Der 32-Stunden-Geburtstag

Immer ich mit meinen kryptischen Titeln, ich weiß 😉

Vergangene Woche Samstag war ein ziemlich besonderer Tag: Der 11.11. gilt in Japan als Pocky-Tag. Zwar wird diese Süßigkeit auch in Europa vertrieben, heißt dort aber aus unerklärlichen Gründen Mikado. Im Uni-Shop gab es dann gleich auch noch einen Stand mit Pocky und wer zwei oder mehr Packungen kaufte, bekam ein riesiges aufgeblasenes Pocky. Ich hatte zwar keins, habe mich aber über die Studenten auf dem Campus amüsiert, die damit Schwertkämpfe austrugen.

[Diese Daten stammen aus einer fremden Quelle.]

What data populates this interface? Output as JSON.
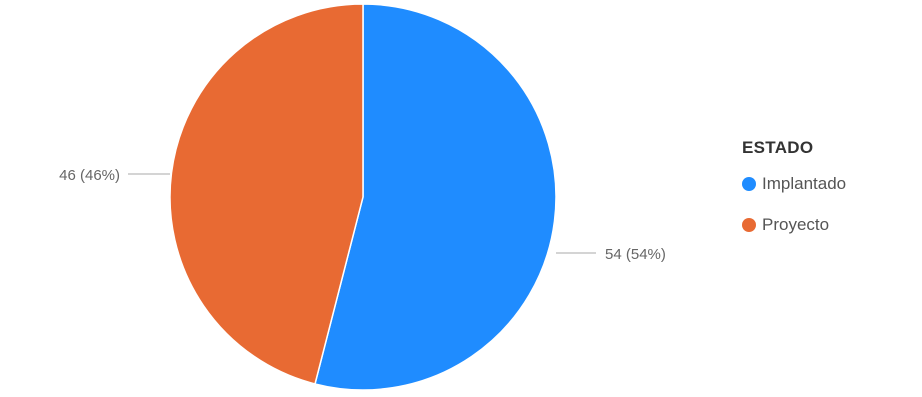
{
  "chart_data": {
    "type": "pie",
    "categories": [
      "Implantado",
      "Proyecto"
    ],
    "values": [
      54,
      46
    ],
    "labels": [
      "54 (54%)",
      "46 (46%)"
    ],
    "colors": [
      "#1f8cff",
      "#e86a33"
    ],
    "legend": {
      "title": "ESTADO",
      "position": "right"
    }
  }
}
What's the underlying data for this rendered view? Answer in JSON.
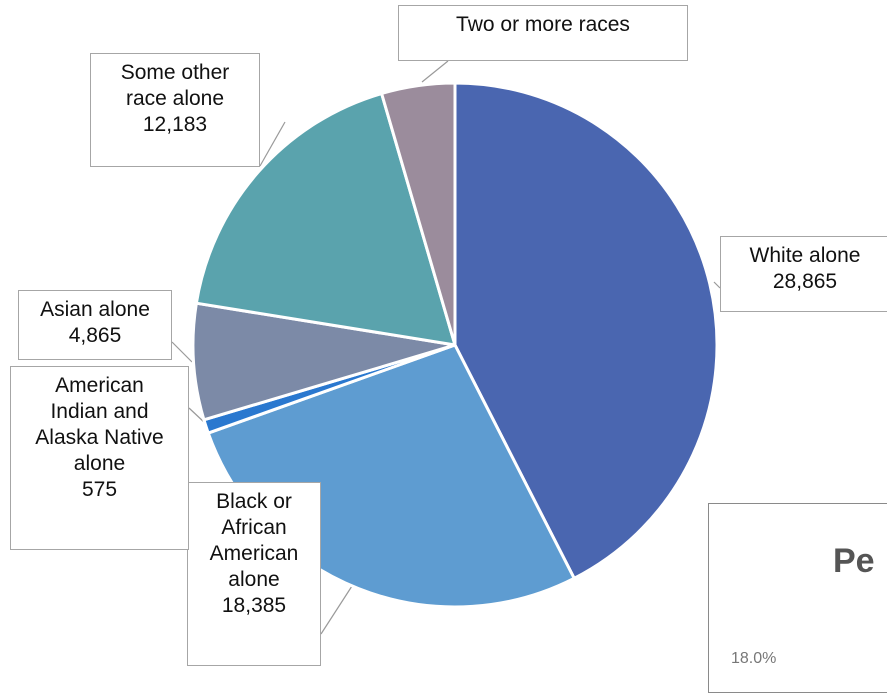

Viel Essen, viel gut: Nur einer der Buffet-Tische.

Ansonsten war der 11. aber (Achtung Ironie) nicht allzu interessant, weshalb ich lieber einen Tag zurückspule und etwas zum 10. sage: Dort fand nämlich endlich (!) die Willkommensfeier in unserem Wohnheim statt. Da ich am Nachmittag noch mit einem Kommilitonen Gyôza essen war, kamen wir zwar etwas später, aber glücklicherweise gab es mehr als genug Essen für alle – das hat mich ganz ehrlich überrascht, denn auf der Willkommensfeier an der Uni war es insgesamt viel viel weniger gewesen, sodass es bereits nach knapp 20 Minuten schon nichts mehr gab. Weil im Ohbaku-Wohnheim aber die Elite wohnt (ja genau, so ist es), wurde für uns anscheinend extra Catering organisiert und es gab nicht nur Sushi (roher Fisch mit Reis) und Sashimi (roher Fisch ohne Reis), sondern auch Sandwiches, Pizza (die sogar nach Pizza schmeckte), Kuchen und allerlei vegetarische Gerichte sowie Gerichte mit Halal. Ich fühlte mich ein wenig wie ein Kulturbanause, weil ich das japanische Essen nicht anrührte, aber hey, wie oft kommt man schon dazu, in Japan RICHTIGE Pizza zu essen…? Abgesehen davon, dass ich Fisch nicht mag.

Ein paar Mädchen aus China sangen ein Lied einer chinesischen Boyband.

Es waren nicht nur Leute aus meinem Wohnheim da, sondern auch aus dem anderen International House in Uji, das sich auf dem Uji-Campus der Uni befindet und etwa 20 Minuten zu Fuß entfernt ist. Allzu voll war es aber dennoch nicht, woran das lag, weiß ich nicht, vielleicht stimmt aber wirklich, dass die Hälfte der Zimmer hier von Geistern bewohnt wird (oder die Leute hocken wirklich lieber nur in ihren Zimmern). Dennoch konnte ich mich mit einigen bekannten und auch unbekannten Leuten unterhalten, die allesamt aus den unterschiedlichsten Ländern kamen. Es gab auch einige kleinere Vorführungen wie Gesang und einen älteren Herren aus Amerika, der Ukulele spielte.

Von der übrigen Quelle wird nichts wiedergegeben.